Eur J Paediatr Neurol. 2023 Sep;46:24-29. doi: 10.1016/j.ejpn.2023.06.004. Epub 2023 Jun 17.
Hypothalamic hamartomas are benign lesions associated with drug resistant epilepsy. Surgical treatment has become an increasingly utilised approach with promising results. This study aims to evaluate seizure outcome and complications after surgery in a population-based series of patients with intractable epilepsy and hypothalamic hamartoma.

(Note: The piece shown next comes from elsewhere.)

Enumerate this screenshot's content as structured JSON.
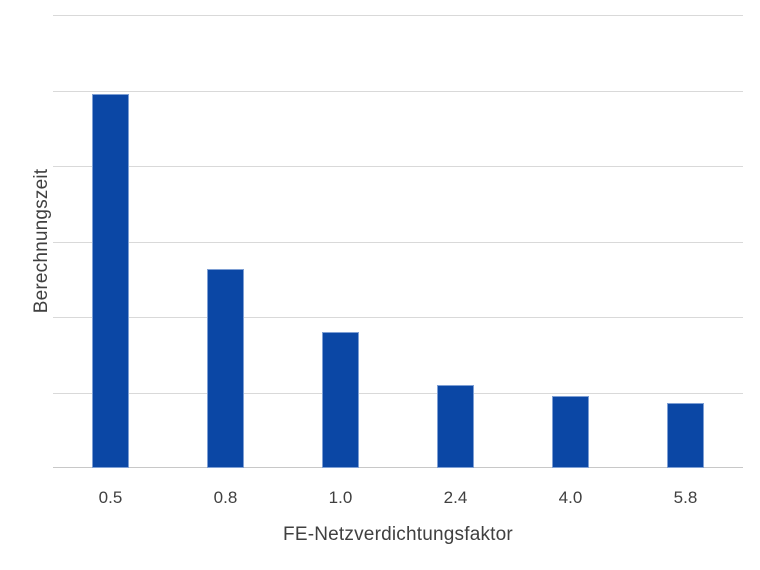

All patients with hypothalamic hamartoma treated with epilepsy surgery in Sweden since 1995 with at least two years of follow-up were included. Preoperative, two-, five- and ten-year prospective longitudinal data were collected from The Swedish National Epilepsy Surgery Register. Data included seizure types and frequency, duration of epilepsy, clinical characteristics, neurological deficits, cognitive level and complications. In a subgroup from Gothenburg, we also analysed data not included in the register such as classification of hamartomas, surgical procedures and gelastic seizures.
Eighteen patients were operated on during the period 1995-2020. The median age at epilepsy onset was 6 months and age at surgery 13 years. Four were seizure free and another four had ≥75% reduction in seizure frequency at the two-year follow-up. Two of the 13 patients with a long-term follow-up (five or ten years) were seizure-free and four had ≥75% reduction in seizure frequency. Three had an increased seizure frequency. No major complications were seen. Five had minor complications. In the Gothenburg subgroup all had open pterional disconnection or intraventricular endoscopic disconnection. Six of 12 were free from gelastic seizures at the two-year follow-up and six of eight at the long-term follow-up.
This study supports surgical treatment of hypothalamic hamartomas as a safe method with a low risk of permanent complications. The seizure reduction seems to be persistent over time.
下丘脑错构瘤是与药物难治性癫痫相关的良性病变。手术治疗已成为一种越来越常用的方法,效果良好。本研究旨在评估一系列以人群为基础的难治性癫痫合并下丘脑错构瘤患者术后的癫痫发作结局和并发症。
纳入自1995年以来在瑞典接受癫痫手术治疗且随访至少两年的所有下丘脑错构瘤患者。从瑞典国家癫痫手术登记处收集术前、术后两年、五年和十年的前瞻性纵向数据。数据包括癫痫发作类型和频率、癫痫持续时间、临床特征、神经功能缺损、认知水平和并发症。在哥德堡的一个亚组中,我们还分析了登记处未包含的数据,如错构瘤的分类、手术方式和痴笑发作。
1995年至2020年期间,18例患者接受了手术。癫痫发作的中位起始年龄为6个月,手术年龄为13岁。两年随访时,4例无癫痫发作,另外4例癫痫发作频率降低≥75%。13例长期随访(五年或十年)的患者中,2例无癫痫发作,4例癫痫发作频率降低≥75%。3例癫痫发作频率增加。未观察到重大并发症。5例有轻微并发症。在哥德堡亚组中,所有患者均接受了翼点入路开放离断术或脑室内内镜离断术。两年随访时,12例中有6例无痴笑发作,长期随访时,8例中有6例无痴笑发作。
本研究支持将下丘脑错构瘤的手术治疗作为一种安全的方法,永久性并发症风险低。癫痫发作减少似乎随时间持续存在。